Le temps des bretons : à partir du Ve siècle



Les relations entre l'Armorique et l'île de Bretagne (la Grande-Bretagne) ont toujours été fréquentes même sous la domination romaine. Tacite a dit des Bretons (de Grande-Bretagne) :

" voisins des Gaulois, ils sont aussi leurs semblables ".

C'est pendant les Vème et VIème siècles que l'émigration des Bretons vers l'Armorique s'est faite massive.
Soumis aux incursions des Pictes et des Scots par le nord, puis à l'invasion des Saxons par l'est, les Bretons ont naturellement émigré vers le nord et l'ouest de l'Armorique. Ils se sont déplacés en clans et ont reconstitué leur groupe communautaire, et ceci d'autant plus aisément que l'Empire romain s'étant effondré, ils venaient renforcer un peuple culturellement très proche.
Les chefs de clan, souvent aussi chefs religieux, ont laissé des traces de leur passage dans la toponymie, saint Péran et saint Malo par exemple.
Les prêtres firent oeuvre de pionniers.
On retrouve les traces de plusieurs d'entre eux sur les bords du Blavet : entre Port-Louis et Hennebont, on montre toujours une grotte considérée comme l'ermitage de saint Gunthiern, le saint éponyme de Locoyarn et fondateur de la paroisse de Kervignac au VIe siècle. Sur la rive droite du Blavet, Caradec fut à l'origine de Saint-Caradec, Guenhaël de Saint-Gwenhaël, et Phélan, au Faouëdic, a laissé le nom de Moustoir à un quartier de Lorient.
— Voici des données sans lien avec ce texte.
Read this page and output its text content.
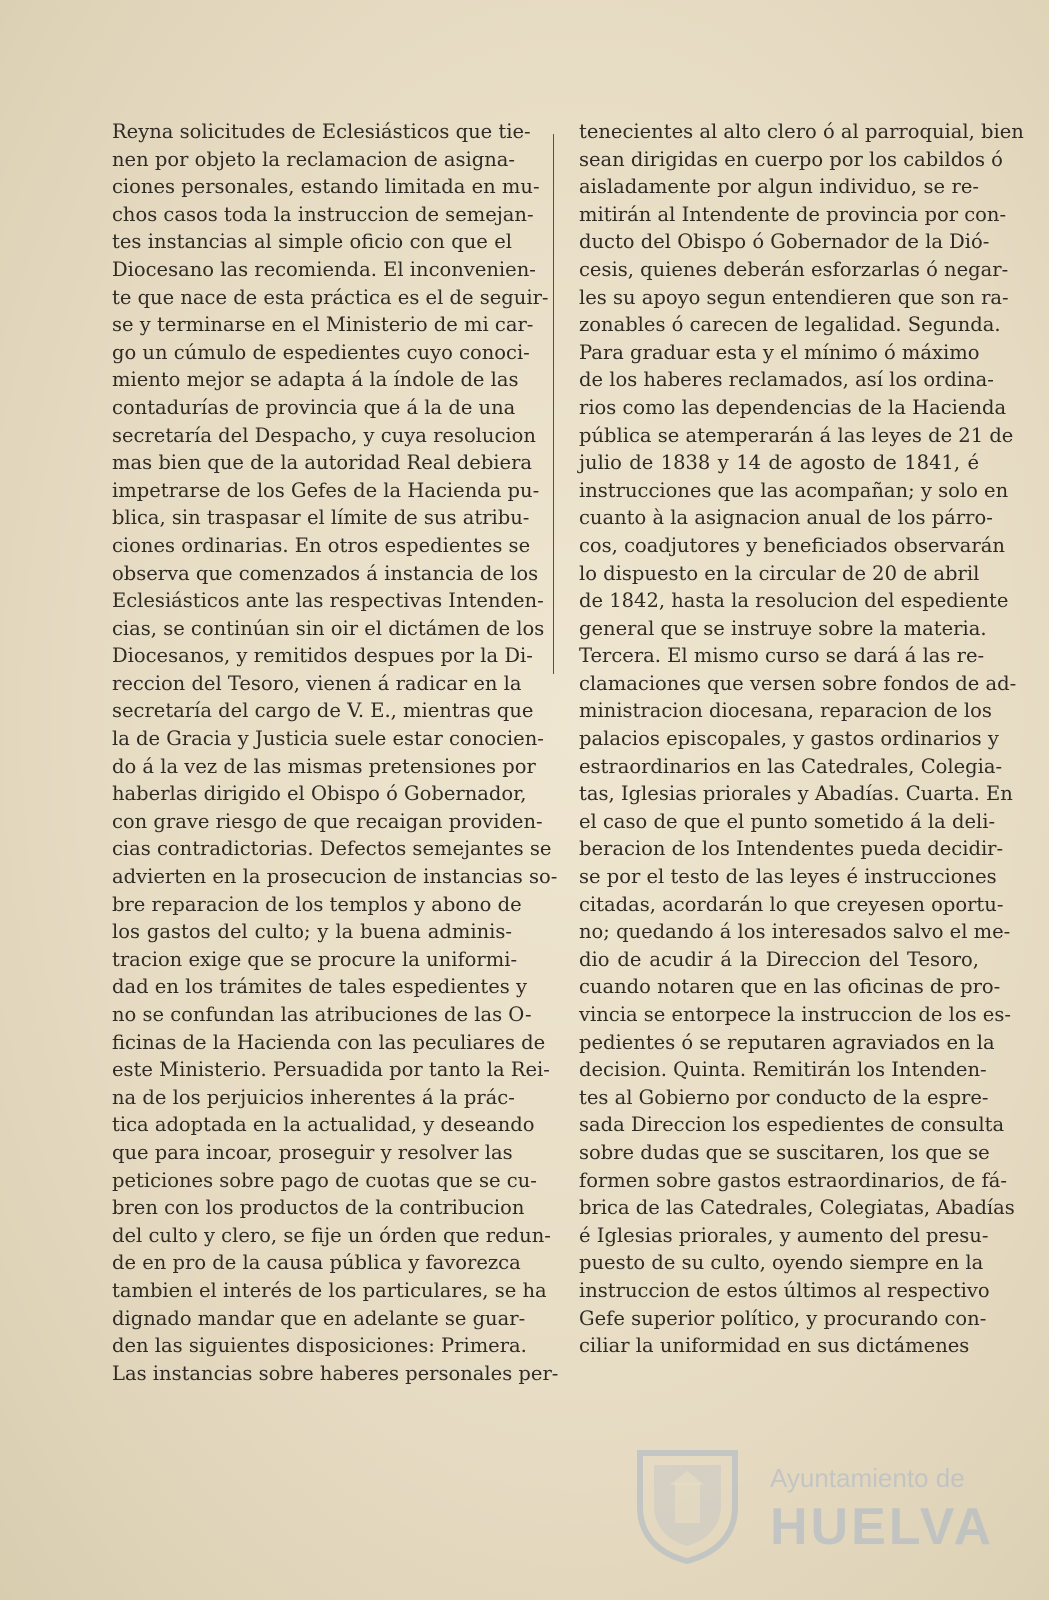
Reyna solicitudes de Eclesiásticos que tie-
nen por objeto la reclamacion de asigna-
ciones personales, estando limitada en mu-
chos casos toda la instruccion de semejan-
tes instancias al simple oficio con que el
Diocesano las recomienda. El inconvenien-
te que nace de esta práctica es el de seguir-
se y terminarse en el Ministerio de mi car-
go un cúmulo de espedientes cuyo conoci-
miento mejor se adapta á la índole de las
contadurías de provincia que á la de una
secretaría del Despacho, y cuya resolucion
mas bien que de la autoridad Real debiera
impetrarse de los Gefes de la Hacienda pu-
blica, sin traspasar el límite de sus atribu-
ciones ordinarias. En otros espedientes se
observa que comenzados á instancia de los
Eclesiásticos ante las respectivas Intenden-
cias, se continúan sin oir el dictámen de los
Diocesanos, y remitidos despues por la Di-
reccion del Tesoro, vienen á radicar en la
secretaría del cargo de V. E., mientras que
la de Gracia y Justicia suele estar conocien-
do á la vez de las mismas pretensiones por
haberlas dirigido el Obispo ó Gobernador,
con grave riesgo de que recaigan providen-
cias contradictorias. Defectos semejantes se
advierten en la prosecucion de instancias so-
bre reparacion de los templos y abono de
los gastos del culto; y la buena adminis-
tracion exige que se procure la uniformi-
dad en los trámites de tales espedientes y
no se confundan las atribuciones de las O-
ficinas de la Hacienda con las peculiares de
este Ministerio. Persuadida por tanto la Rei-
na de los perjuicios inherentes á la prác-
tica adoptada en la actualidad, y deseando
que para incoar, proseguir y resolver las
peticiones sobre pago de cuotas que se cu-
bren con los productos de la contribucion
del culto y clero, se fije un órden que redun-
de en pro de la causa pública y favorezca
tambien el interés de los particulares, se ha
dignado mandar que en adelante se guar-
den las siguientes disposiciones: Primera.
Las instancias sobre haberes personales per-
tenecientes al alto clero ó al parroquial, bien
sean dirigidas en cuerpo por los cabildos ó
aisladamente por algun individuo, se re-
mitirán al Intendente de provincia por con-
ducto del Obispo ó Gobernador de la Dió-
cesis, quienes deberán esforzarlas ó negar-
les su apoyo segun entendieren que son ra-
zonables ó carecen de legalidad. Segunda.
Para graduar esta y el mínimo ó máximo
de los haberes reclamados, así los ordina-
rios como las dependencias de la Hacienda
pública se atemperarán á las leyes de 21 de
julio de 1838 y 14 de agosto de 1841, é
instrucciones que las acompañan; y solo en
cuanto à la asignacion anual de los párro-
cos, coadjutores y beneficiados observarán
lo dispuesto en la circular de 20 de abril
de 1842, hasta la resolucion del espediente
general que se instruye sobre la materia.
Tercera. El mismo curso se dará á las re-
clamaciones que versen sobre fondos de ad-
ministracion diocesana, reparacion de los
palacios episcopales, y gastos ordinarios y
estraordinarios en las Catedrales, Colegia-
tas, Iglesias priorales y Abadías. Cuarta. En
el caso de que el punto sometido á la deli-
beracion de los Intendentes pueda decidir-
se por el testo de las leyes é instrucciones
citadas, acordarán lo que creyesen oportu-
no; quedando á los interesados salvo el me-
dio de acudir á la Direccion del Tesoro,
cuando notaren que en las oficinas de pro-
vincia se entorpece la instruccion de los es-
pedientes ó se reputaren agraviados en la
decision. Quinta. Remitirán los Intenden-
tes al Gobierno por conducto de la espre-
sada Direccion los espedientes de consulta
sobre dudas que se suscitaren, los que se
formen sobre gastos estraordinarios, de fá-
brica de las Catedrales, Colegiatas, Abadías
é Iglesias priorales, y aumento del presu-
puesto de su culto, oyendo siempre en la
instruccion de estos últimos al respectivo
Gefe superior político, y procurando con-
ciliar la uniformidad en sus dictámenes
Ayuntamiento de
HUELVA
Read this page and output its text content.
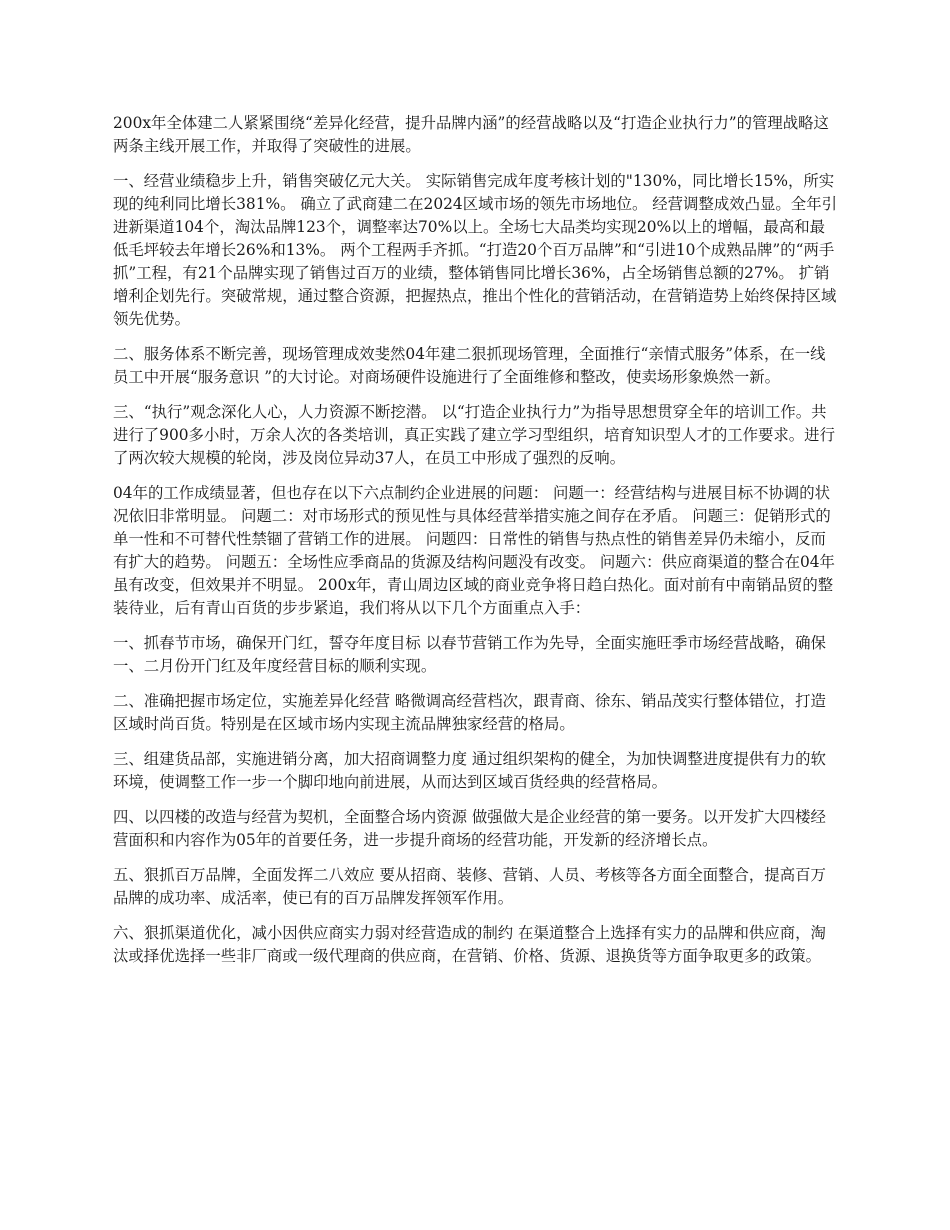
200x年全体建二人紧紧围绕“差异化经营，提升品牌内涵”的经营战略以及“打造企业执行力”的管理战略这两条主线开展工作，并取得了突破性的进展。

一、经营业绩稳步上升，销售突破亿元大关。 实际销售完成年度考核计划的"130%，同比增长15%，所实现的纯利同比增长381%。 确立了武商建二在2024区域市场的领先市场地位。 经营调整成效凸显。全年引进新渠道104个，淘汰品牌123个，调整率达70%以上。全场七大品类均实现20%以上的增幅，最高和最低毛坪较去年增长26%和13%。 两个工程两手齐抓。“打造20个百万品牌”和“引进10个成熟品牌”的“两手抓”工程，有21个品牌实现了销售过百万的业绩，整体销售同比增长36%，占全场销售总额的27%。 扩销增利企划先行。突破常规，通过整合资源，把握热点，推出个性化的营销活动，在营销造势上始终保持区域领先优势。

二、服务体系不断完善，现场管理成效斐然04年建二狠抓现场管理，全面推行“亲情式服务”体系，在一线员工中开展“服务意识 ”的大讨论。对商场硬件设施进行了全面维修和整改，使卖场形象焕然一新。

三、“执行”观念深化人心，人力资源不断挖潜。 以“打造企业执行力”为指导思想贯穿全年的培训工作。共进行了900多小时，万余人次的各类培训，真正实践了建立学习型组织，培育知识型人才的工作要求。进行了两次较大规模的轮岗，涉及岗位异动37人，在员工中形成了强烈的反响。

04年的工作成绩显著，但也存在以下六点制约企业进展的问题： 问题一：经营结构与进展目标不协调的状况依旧非常明显。 问题二：对市场形式的预见性与具体经营举措实施之间存在矛盾。 问题三：促销形式的单一性和不可替代性禁锢了营销工作的进展。 问题四：日常性的销售与热点性的销售差异仍未缩小，反而有扩大的趋势。 问题五：全场性应季商品的货源及结构问题没有改变。 问题六：供应商渠道的整合在04年虽有改变，但效果并不明显。 200x年，青山周边区域的商业竞争将日趋白热化。面对前有中南销品贸的整装待业，后有青山百货的步步紧追，我们将从以下几个方面重点入手：

一、抓春节市场，确保开门红，誓夺年度目标 以春节营销工作为先导，全面实施旺季市场经营战略，确保一、二月份开门红及年度经营目标的顺利实现。

二、准确把握市场定位，实施差异化经营 略微调高经营档次，跟青商、徐东、销品茂实行整体错位，打造区域时尚百货。特别是在区域市场内实现主流品牌独家经营的格局。

三、组建货品部，实施进销分离，加大招商调整力度 通过组织架构的健全，为加快调整进度提供有力的软环境，使调整工作一步一个脚印地向前进展，从而达到区域百货经典的经营格局。

四、以四楼的改造与经营为契机，全面整合场内资源 做强做大是企业经营的第一要务。以开发扩大四楼经营面积和内容作为05年的首要任务，进一步提升商场的经营功能，开发新的经济增长点。

五、狠抓百万品牌，全面发挥二八效应 要从招商、装修、营销、人员、考核等各方面全面整合，提高百万品牌的成功率、成活率，使已有的百万品牌发挥领军作用。

六、狠抓渠道优化，减小因供应商实力弱对经营造成的制约 在渠道整合上选择有实力的品牌和供应商，淘汰或择优选择一些非厂商或一级代理商的供应商，在营销、价格、货源、退换货等方面争取更多的政策。
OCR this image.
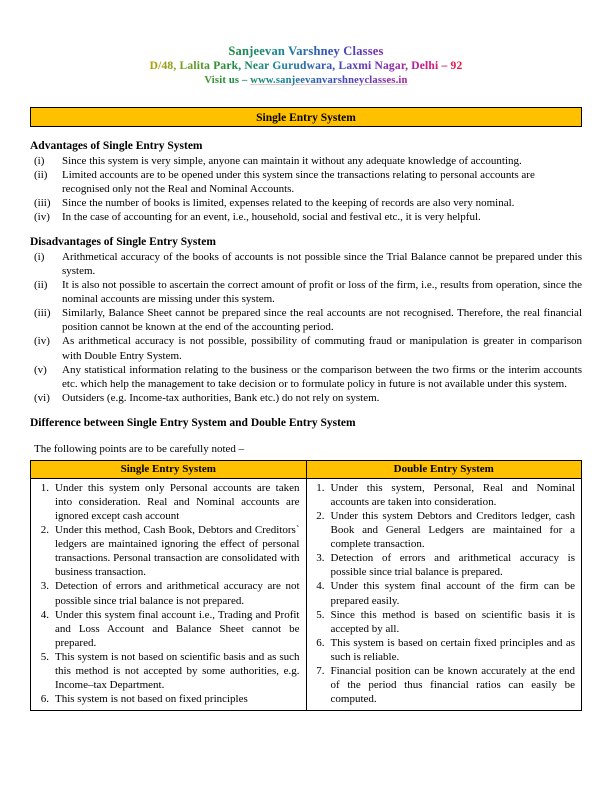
Sanjeevan Varshney Classes
D/48, Lalita Park, Near Gurudwara, Laxmi Nagar, Delhi – 92
Visit us – www.sanjeevanvarshneyclasses.in
Single Entry System
Advantages of Single Entry System
(i)	Since this system is very simple, anyone can maintain it without any adequate knowledge of accounting.
(ii)	Limited accounts are to be opened under this system since the transactions relating to personal accounts are recognised only not the Real and Nominal Accounts.
(iii)	Since the number of books is limited, expenses related to the keeping of records are also very nominal.
(iv)	In the case of accounting for an event, i.e., household, social and festival etc., it is very helpful.
Disadvantages of Single Entry System
(i)	Arithmetical accuracy of the books of accounts is not possible since the Trial Balance cannot be prepared under this system.
(ii)	It is also not possible to ascertain the correct amount of profit or loss of the firm, i.e., results from operation, since the nominal accounts are missing under this system.
(iii)	Similarly, Balance Sheet cannot be prepared since the real accounts are not recognised. Therefore, the real financial position cannot be known at the end of the accounting period.
(iv)	As arithmetical accuracy is not possible, possibility of commuting fraud or manipulation is greater in comparison with Double Entry System.
(v)	Any statistical information relating to the business or the comparison between the two firms or the interim accounts etc. which help the management to take decision or to formulate policy in future is not available under this system.
(vi)	Outsiders (e.g. Income-tax authorities, Bank etc.) do not rely on system.
Difference between Single Entry System and Double Entry System
The following points are to be carefully noted –
Single Entry System	Double Entry System

1. Under this system only Personal accounts are taken into consideration. Real and Nominal accounts are ignored except cash account
2. Under this method, Cash Book, Debtors and Creditors` ledgers are maintained ignoring the effect of personal transactions. Personal transaction are consolidated with business transaction.
3. Detection of errors and arithmetical accuracy are not possible since trial balance is not prepared.
4. Under this system final account i.e., Trading and Profit and Loss Account and Balance Sheet cannot be prepared.
5. This system is not based on scientific basis and as such this method is not accepted by some authorities, e.g. Income–tax Department.
6. This system is not based on fixed principles

1. Under this system, Personal, Real and Nominal accounts are taken into consideration.
2. Under this system Debtors and Creditors ledger, cash Book and General Ledgers are maintained for a complete transaction.
3. Detection of errors and arithmetical accuracy is possible since trial balance is prepared.
4. Under this system final account of the firm can be prepared easily.
5. Since this method is based on scientific basis it is accepted by all.
6. This system is based on certain fixed principles and as such is reliable.
7. Financial position can be known accurately at the end of the period thus financial ratios can easily be computed.
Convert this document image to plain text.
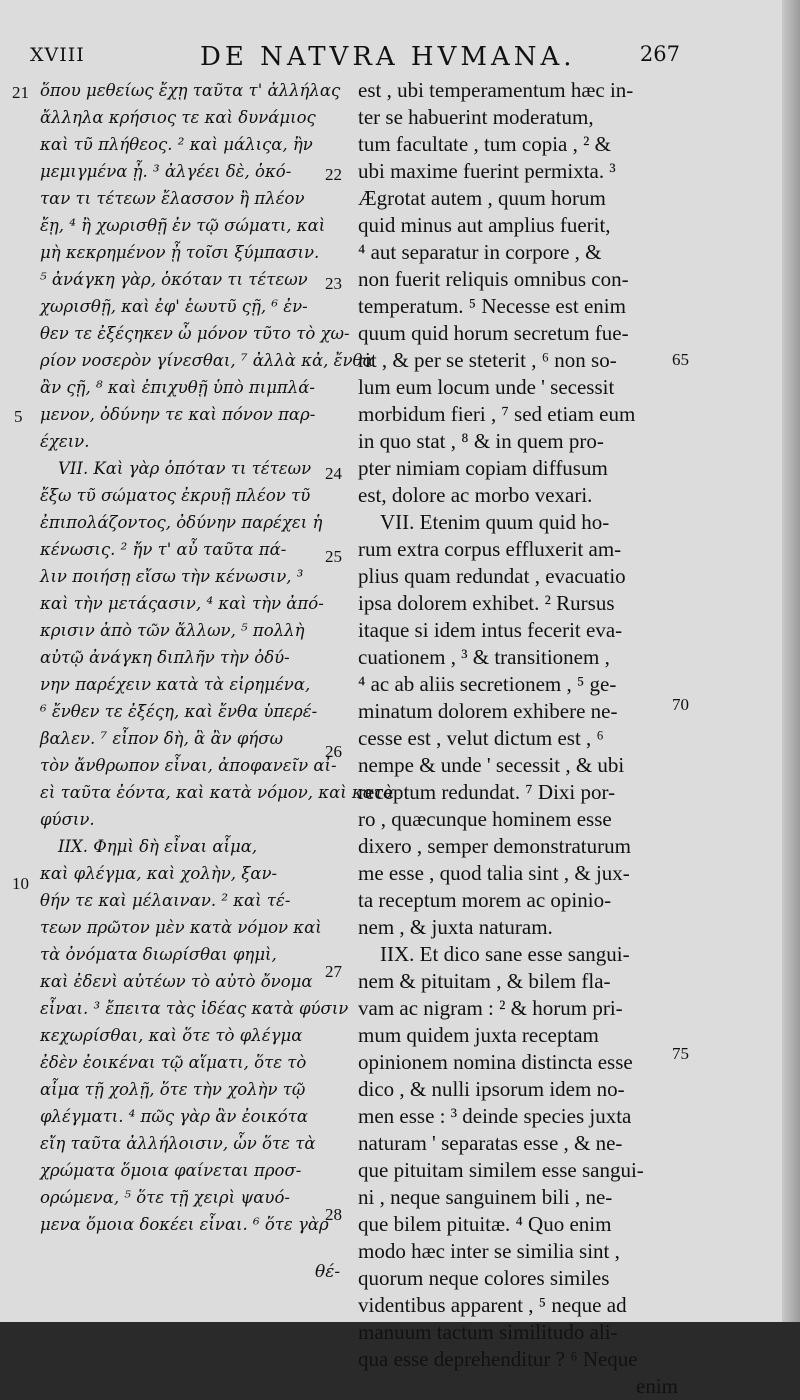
XVIII	DE NATVRA HVMANA.	267
21
5
10
ὅπου μεθείως ἔχῃ ταῦτα τ' ἀλλήλας
ἄλληλα κρήσιος τε καὶ δυνάμιος
καὶ τῦ πλήθεος. ² καὶ μάλιςα, ἢν
μεμιγμένα ᾖ. ³ ἀλγέει δὲ, ὁκό-
ταν τι τέτεων ἔλασσον ἢ πλέον
ἔῃ, ⁴ ἢ χωρισθῇ ἐν τῷ σώματι, καὶ
μὴ κεκρημένον ᾖ τοῖσι ξύμπασιν.
⁵ ἀνάγκη γὰρ, ὁκόταν τι τέτεων
χωρισθῇ, καὶ ἐφ' ἑωυτῦ ςῇ, ⁶ ἐν-
θεν τε ἐξέςηκεν ὦ μόνον τῦτο τὸ χω-
ρίον νοσερὸν γίνεσθαι, ⁷ ἀλλὰ κἀ, ἔνθα
ἂν ςῇ, ⁸ καὶ ἐπιχυθῇ ὑπὸ πιμπλά-
μενον, ὀδύνην τε καὶ πόνον παρ-
έχειν.
VII. Καὶ γὰρ ὁπόταν τι τέτεων
ἔξω τῦ σώματος ἐκρυῇ πλέον τῦ
ἐπιπολάζοντος, ὀδύνην παρέχει ἡ
κένωσις. ² ἤν τ' αὖ ταῦτα πά-
λιν ποιήσῃ εἴσω τὴν κένωσιν, ³
καὶ τὴν μετάςασιν, ⁴ καὶ τὴν ἀπό-
κρισιν ἀπὸ τῶν ἄλλων, ⁵ πολλὴ
αὐτῷ ἀνάγκη διπλῆν τὴν ὀδύ-
νην παρέχειν κατὰ τὰ εἰρημένα,
⁶ ἔνθεν τε ἐξέςη, καὶ ἔνθα ὑπερέ-
βαλεν. ⁷ εἶπον δὴ, ἃ ἂν φήσω
τὸν ἄνθρωπον εἶναι, ἀποφανεῖν αἰ-
εὶ ταῦτα ἐόντα, καὶ κατὰ νόμον, καὶ κατὰ
φύσιν.
IIX. Φημὶ δὴ εἶναι αἷμα,
καὶ φλέγμα, καὶ χολὴν, ξαν-
θήν τε καὶ μέλαιναν. ² καὶ τέ-
τεων πρῶτον μὲν κατὰ νόμον καὶ
τὰ ὀνόματα διωρίσθαι φημὶ,
καὶ ἐδενὶ αὐτέων τὸ αὐτὸ ὄνομα
εἶναι. ³ ἔπειτα τὰς ἰδέας κατὰ φύσιν
κεχωρίσθαι, καὶ ὅτε τὸ φλέγμα
ἐδὲν ἐοικέναι τῷ αἵματι, ὅτε τὸ
αἷμα τῇ χολῇ, ὅτε τὴν χολὴν τῷ
φλέγματι. ⁴ πῶς γὰρ ἂν ἐοικότα
εἴη ταῦτα ἀλλήλοισιν, ὧν ὅτε τὰ
χρώματα ὅμοια φαίνεται προσ-
ορώμενα, ⁵ ὅτε τῇ χειρὶ ψαυό-
μενα ὅμοια δοκέει εἶναι. ⁶ ὅτε γὰρ
22
23
24
25
26
27
28
est , ubi temperamentum hæc in-
ter se habuerint moderatum,
tum facultate , tum copia , ² &
ubi maxime fuerint permixta. ³
Ægrotat autem , quum horum
quid minus aut amplius fuerit,
⁴ aut separatur in corpore , &
non fuerit reliquis omnibus con-
temperatum. ⁵ Necesse est enim
quum quid horum secretum fue-
rit , & per se steterit , ⁶ non so-
lum eum locum unde ' secessit
morbidum fieri , ⁷ sed etiam eum
in quo stat , ⁸ & in quem pro-
pter nimiam copiam diffusum
est, dolore ac morbo vexari.
VII. Etenim quum quid ho-
rum extra corpus effluxerit am-
plius quam redundat , evacuatio
ipsa dolorem exhibet. ² Rursus
itaque si idem intus fecerit eva-
cuationem , ³ & transitionem ,
⁴ ac ab aliis secretionem , ⁵ ge-
minatum dolorem exhibere ne-
cesse est , velut dictum est , ⁶
nempe & unde ' secessit , & ubi
receptum redundat. ⁷ Dixi por-
ro , quæcunque hominem esse
dixero , semper demonstraturum
me esse , quod talia sint , & jux-
ta receptum morem ac opinio-
nem , & juxta naturam.
IIX. Et dico sane esse sangui-
nem & pituitam , & bilem fla-
vam ac nigram : ² & horum pri-
mum quidem juxta receptam
opinionem nomina distincta esse
dico , & nulli ipsorum idem no-
men esse : ³ deinde species juxta
naturam ' separatas esse , & ne-
que pituitam similem esse sangui-
ni , neque sanguinem bili , ne-
que bilem pituitæ. ⁴ Quo enim
modo hæc inter se similia sint ,
quorum neque colores similes
videntibus apparent , ⁵ neque ad
manuum tactum similitudo ali-
qua esse deprehenditur ? ⁶ Neque
enim
65
70
75
θέ-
Sur le plan politique, les clans bretons s'étaient reconstitués selon leur origine : 

- les Domnonii formaient la Domnonée au nord,

- les Cornovii, la nouvelle Cornouaille (Kerné) à l'ouest

- et lorsque Waroch s'empara de Vannes, demeurée enclave romaine, il fonda le Bro-Waroch (pays de Waroch) qui deviendra Bro-Erec.


Plusieurs rois, dont certains noms nous sont parvenus, Waroch, Morvan, Judicaël, Nominoë, Salomon, se partageaient ces territoires.